The 85-year-old Flores, who was born Vicente in Orizaba, a town in the Gulf coast state of Veracruz, said that if elderly people in general are neglected by institutions and their own families, “LGBT senior citizens don’t even exist.”

The LGBT rights activist said she maintained her male appearance for 38 years “out of respect” for her father but became Samantha after he passed away, despite being aware that that decision would cause her to lose friends and family and not knowing how she would support herself.

Flores said that she moved to Mexico City after winning a car in a raffle and met two men who introduced her to other members of the LGBT community and helped her find work at bars and hotels.

In 2016, she legally changed her name to Samantha Aurelia Vicenta Flores Garcia.

She criticized Mexican society for making it “dangerous for the (LGBT) community to go out on the street,” although she said she had never been physically harmed or verbally harassed and as a youth never felt judged in her own home, where her father simply treated her as one of his daughters.

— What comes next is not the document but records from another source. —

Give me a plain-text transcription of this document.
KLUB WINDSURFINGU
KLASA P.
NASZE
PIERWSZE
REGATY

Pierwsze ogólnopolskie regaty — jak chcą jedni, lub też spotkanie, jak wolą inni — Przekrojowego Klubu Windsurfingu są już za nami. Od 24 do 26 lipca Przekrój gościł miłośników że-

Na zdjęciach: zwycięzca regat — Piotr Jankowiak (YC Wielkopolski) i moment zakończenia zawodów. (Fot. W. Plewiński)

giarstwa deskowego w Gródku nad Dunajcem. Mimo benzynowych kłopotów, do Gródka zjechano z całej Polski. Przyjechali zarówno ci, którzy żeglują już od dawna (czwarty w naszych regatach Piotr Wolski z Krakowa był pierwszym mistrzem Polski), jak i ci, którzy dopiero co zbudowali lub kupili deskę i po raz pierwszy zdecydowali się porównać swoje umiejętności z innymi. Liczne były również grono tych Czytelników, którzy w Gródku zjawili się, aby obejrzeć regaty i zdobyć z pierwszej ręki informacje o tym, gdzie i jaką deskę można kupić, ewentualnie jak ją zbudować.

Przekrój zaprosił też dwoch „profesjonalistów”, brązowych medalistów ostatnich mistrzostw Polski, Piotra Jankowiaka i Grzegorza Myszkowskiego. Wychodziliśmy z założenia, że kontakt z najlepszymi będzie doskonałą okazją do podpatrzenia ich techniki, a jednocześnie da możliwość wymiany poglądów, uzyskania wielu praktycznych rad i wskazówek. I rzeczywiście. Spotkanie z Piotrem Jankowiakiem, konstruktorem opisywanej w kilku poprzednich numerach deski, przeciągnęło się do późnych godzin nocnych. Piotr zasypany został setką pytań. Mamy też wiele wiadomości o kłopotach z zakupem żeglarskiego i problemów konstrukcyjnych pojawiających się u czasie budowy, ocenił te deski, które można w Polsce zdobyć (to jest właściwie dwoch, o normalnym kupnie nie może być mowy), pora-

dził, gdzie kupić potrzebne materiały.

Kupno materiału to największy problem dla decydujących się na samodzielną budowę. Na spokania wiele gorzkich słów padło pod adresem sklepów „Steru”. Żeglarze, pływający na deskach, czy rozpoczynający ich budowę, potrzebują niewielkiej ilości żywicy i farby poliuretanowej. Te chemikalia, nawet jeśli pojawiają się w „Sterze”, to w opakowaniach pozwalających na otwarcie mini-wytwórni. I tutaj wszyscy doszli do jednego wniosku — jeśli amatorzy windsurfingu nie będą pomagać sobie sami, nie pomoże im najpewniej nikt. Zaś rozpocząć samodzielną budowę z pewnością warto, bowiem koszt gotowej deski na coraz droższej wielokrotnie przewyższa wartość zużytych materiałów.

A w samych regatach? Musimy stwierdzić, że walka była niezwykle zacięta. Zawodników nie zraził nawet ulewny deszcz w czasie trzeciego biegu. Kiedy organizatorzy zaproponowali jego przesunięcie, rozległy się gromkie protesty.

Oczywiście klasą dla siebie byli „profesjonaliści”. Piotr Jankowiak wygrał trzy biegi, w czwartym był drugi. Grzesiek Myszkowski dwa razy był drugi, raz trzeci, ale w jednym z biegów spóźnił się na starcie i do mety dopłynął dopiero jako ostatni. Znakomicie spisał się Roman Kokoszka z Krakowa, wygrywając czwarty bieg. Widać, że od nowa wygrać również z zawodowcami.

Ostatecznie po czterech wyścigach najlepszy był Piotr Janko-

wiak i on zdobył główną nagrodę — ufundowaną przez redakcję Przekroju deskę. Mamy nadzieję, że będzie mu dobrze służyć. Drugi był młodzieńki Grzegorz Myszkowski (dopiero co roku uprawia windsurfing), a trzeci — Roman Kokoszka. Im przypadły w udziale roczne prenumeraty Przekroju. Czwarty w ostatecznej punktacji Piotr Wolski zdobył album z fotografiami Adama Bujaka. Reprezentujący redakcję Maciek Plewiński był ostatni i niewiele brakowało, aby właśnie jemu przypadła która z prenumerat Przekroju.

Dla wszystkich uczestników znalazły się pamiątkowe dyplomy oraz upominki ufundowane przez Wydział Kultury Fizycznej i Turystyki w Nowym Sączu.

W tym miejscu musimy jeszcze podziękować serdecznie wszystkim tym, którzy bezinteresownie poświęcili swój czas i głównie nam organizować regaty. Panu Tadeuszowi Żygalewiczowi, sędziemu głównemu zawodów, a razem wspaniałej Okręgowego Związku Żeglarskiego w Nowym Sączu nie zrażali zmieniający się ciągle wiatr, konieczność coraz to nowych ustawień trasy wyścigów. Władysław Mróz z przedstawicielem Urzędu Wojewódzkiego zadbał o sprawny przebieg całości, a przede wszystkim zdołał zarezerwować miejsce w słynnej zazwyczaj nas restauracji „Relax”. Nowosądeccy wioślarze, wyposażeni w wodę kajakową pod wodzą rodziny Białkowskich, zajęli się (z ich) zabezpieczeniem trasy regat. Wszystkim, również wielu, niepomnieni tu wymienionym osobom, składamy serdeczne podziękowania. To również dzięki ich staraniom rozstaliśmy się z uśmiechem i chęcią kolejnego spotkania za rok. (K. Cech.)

(At least 202 murders of members of the LGBT community occurred between 2014 and 2016 in Mexico, a rate of nearly six homicides per month, with female trans individuals bearing the brunt of the violence, the non-governmental organization Letra S said in a report earlier this year based on media monitoring.)

Flores said that although there is greater sexual freedom today in Mexico, a pending challenge for the future is to “eradicate discrimination against the community and ensure a social meeting point.”